Question

Three men and three women are to be randomly seated in a row. Find the probability that both the end places will be filled by women.

Answer 1

i think its 1/5

Answer 2

Like most probability problems, you need to figure out how many possibilities there are total (sample space), and how many ways among them can you get the result you're interested in.

For this problem, the total possibilities is all the ways the 6 people can sit:
6 choices for the first seat, then 5 for the next, 4 for the next, and so on, so
6x5x4x3x2x1=6!=720.

Now we need the number of ways that 2 women can sit in the ends, which looks like this:
W_ _ _ _ W, so filling in seats with possible choices gives Wx4x3x2x1xW, or 4!=24.

Lastly, we need to figure out the number of ways to pick which two women sit on the ends, which is again 3 choices for the one end, then 2 choices for the other, so 3x2 = 6.

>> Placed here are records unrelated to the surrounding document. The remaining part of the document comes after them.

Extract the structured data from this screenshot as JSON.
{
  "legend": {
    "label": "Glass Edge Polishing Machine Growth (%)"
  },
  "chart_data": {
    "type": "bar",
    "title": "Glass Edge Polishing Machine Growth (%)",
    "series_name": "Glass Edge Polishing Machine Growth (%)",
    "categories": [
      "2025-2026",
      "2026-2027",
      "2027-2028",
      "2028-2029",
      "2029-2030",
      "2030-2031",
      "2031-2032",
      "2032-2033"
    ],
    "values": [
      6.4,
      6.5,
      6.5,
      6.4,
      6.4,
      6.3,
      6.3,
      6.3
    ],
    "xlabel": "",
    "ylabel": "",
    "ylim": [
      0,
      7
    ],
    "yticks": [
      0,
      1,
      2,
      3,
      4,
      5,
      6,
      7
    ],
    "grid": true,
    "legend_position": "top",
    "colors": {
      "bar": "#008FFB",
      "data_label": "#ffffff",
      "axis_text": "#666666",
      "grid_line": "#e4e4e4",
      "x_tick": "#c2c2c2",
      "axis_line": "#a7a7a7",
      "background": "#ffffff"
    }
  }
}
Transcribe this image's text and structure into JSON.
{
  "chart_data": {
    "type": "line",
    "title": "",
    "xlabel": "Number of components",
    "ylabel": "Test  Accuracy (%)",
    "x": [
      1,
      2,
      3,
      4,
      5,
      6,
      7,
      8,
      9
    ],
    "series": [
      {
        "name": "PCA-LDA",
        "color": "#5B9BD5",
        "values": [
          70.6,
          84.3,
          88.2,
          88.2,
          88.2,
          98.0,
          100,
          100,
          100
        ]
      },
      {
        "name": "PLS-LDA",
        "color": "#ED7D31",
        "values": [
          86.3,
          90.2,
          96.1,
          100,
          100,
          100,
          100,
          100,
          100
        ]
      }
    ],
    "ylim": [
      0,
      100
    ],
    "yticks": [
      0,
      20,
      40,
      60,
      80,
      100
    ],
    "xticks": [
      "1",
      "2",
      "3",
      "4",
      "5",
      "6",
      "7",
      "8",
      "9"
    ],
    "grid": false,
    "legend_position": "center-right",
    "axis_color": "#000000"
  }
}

The probability then is total ways for women to sit on the ends, 6x24 = 144, divided by the total ways for people to sit = 720. So, 144/720 = 1/5.

Answer 3

I think it can be simpler. We pick at random to fill the first end seat (3/6 are women). Now we pick at random for the second end seat (2/5 are women). The probability for both events is 3/6 times 2/5 = 1/5. Same answer.